= Microsoft Certified Professional =

Microsoft certification

Microsoft Certified Professional was a certification program from Microsoft.

== Overview for Microsoft's certifications ==
Historically, Microsoft offered a number of certifications relating to its product offerings. In the 1990s, and well into the early 2000s, these offerings were extensive and well received by the IT community. An extensive network of Microsoft Solution Provider organizations offered robust training and formal examinations were provided through other contract testing vendors.

Certifications were earned by passing exams aligned to a specific certification offering. Typically multiple examinations were required to obtain either a hardware centered certification such as the MCSE (Microsoft Certified Systems Engineer) or a more software orientated offering such as the MCSD (Microsoft Certified Solutions Developer). The process of earning certification has changed multiple times since its initial inception.

In the 2020s, Microsoft announced that it was retiring all existing Microsoft Certified Professional (MCP), Microsoft Certified Solutions Developer (MCSD), Microsoft Certified Solutions Expert (MCSE) and Microsoft Certified Solutions Associate (MCSA) certifications, introducing new pathways, and changing the way individuals earn and maintain those Microsoft certifications.

These certifications were phased out effective June 30, 2020, in favor of "role-based" certifications focused primarily on Azure and Microsoft 365. On March 26, 2020, Microsoft announced the retirement of the remaining exams associated with MCSA, MCSE, and MCSD, which took effect on January 31, 2021.

MCP credentialed individuals may view their credential on their Microsoft Transcript under the Historical Certifications section with a state of "Retired."

Historically, MCSE and MCSD credentials required the individual to recertify after a period of two to three years in order to keep the credential in the "Active section" of their transcript. Under the new system, the MCSE and MCSD credentials no longer have a recertification requirement, they remain on the "Active transcript" of the holder, once gained. Individuals can now re-earn a certification every year by passing an additional elective exam.

These changes were driven by the increasing cadence of updates to Microsoft products and services. The industry has also moved away from the traditional client-server technology model to current software 'rental' models such as software as a service (SaaS), platform as a service (PaaS) and related cloud based IT offerings.

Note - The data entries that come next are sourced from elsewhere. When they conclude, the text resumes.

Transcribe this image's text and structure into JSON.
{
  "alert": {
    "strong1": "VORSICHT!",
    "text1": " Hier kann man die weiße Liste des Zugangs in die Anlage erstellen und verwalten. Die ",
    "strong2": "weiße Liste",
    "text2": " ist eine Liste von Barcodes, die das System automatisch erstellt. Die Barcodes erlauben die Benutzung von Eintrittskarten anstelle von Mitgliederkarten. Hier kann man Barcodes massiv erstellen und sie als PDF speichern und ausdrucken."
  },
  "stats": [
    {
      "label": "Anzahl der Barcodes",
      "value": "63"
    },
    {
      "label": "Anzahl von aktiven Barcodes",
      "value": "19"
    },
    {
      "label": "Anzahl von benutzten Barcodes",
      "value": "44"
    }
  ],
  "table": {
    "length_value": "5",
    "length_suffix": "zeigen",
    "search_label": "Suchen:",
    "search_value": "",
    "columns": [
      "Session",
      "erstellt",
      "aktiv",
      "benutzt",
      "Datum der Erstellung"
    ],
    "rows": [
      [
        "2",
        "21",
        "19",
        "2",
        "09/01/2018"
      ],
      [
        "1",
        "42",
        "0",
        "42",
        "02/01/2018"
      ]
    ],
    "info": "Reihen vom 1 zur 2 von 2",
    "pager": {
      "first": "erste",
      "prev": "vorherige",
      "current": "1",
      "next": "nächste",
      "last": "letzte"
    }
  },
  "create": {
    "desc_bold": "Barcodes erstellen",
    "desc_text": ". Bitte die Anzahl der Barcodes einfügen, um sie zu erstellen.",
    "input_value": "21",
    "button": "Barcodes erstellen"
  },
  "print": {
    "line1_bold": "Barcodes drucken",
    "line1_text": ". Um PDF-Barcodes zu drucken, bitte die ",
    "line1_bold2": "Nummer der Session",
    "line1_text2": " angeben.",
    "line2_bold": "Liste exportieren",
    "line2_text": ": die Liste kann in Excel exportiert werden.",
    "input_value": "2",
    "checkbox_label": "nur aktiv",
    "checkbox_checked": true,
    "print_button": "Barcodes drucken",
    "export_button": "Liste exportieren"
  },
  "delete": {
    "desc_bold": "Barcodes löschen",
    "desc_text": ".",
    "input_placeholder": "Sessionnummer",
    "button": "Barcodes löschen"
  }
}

==More recent certifications==
The current list of certifications are:
- Fundamentals
- Microsoft Certified Educator (MCE)
- Microsoft Office Specialist (MOS)
- Microsoft Azure Fundamentals
- Microsoft Azure AI Fundamentals
- Microsoft Azure Data Fundamentals
- Microsoft 365 Fundamentals
- Dynamics 365 Fundamentals (CRM)
- Power Platform Fundamentals
- Security, Compliance, and Identity Fundamentals
- Microsoft AI-Enabled Database Solutions
- Role-based:
  - Microsoft Azure
  - Microsoft 365
  - Microsoft Dynamics 365
  - Microsoft Power Platform
  - Microsoft Teams
- Specialty:
  - Windows Virtual Desktop Specialty
  - Azure IoT Developer Specialty
  - Azure for SAP Workloads Specialty

==Microsoft Certified Application Specialist==
The Microsoft Certified Application Specialist certification series were the certifications introduced for the Microsoft Office 2007 suite, allowing credential holders to demonstrate expertise in products such as Microsoft Word, Excel, PowerPoint. The tests were 90 minutes in length and featured questions using live demonstration, multiple choice, and order question. The certification was replaced by the Microsoft Office Specialist series.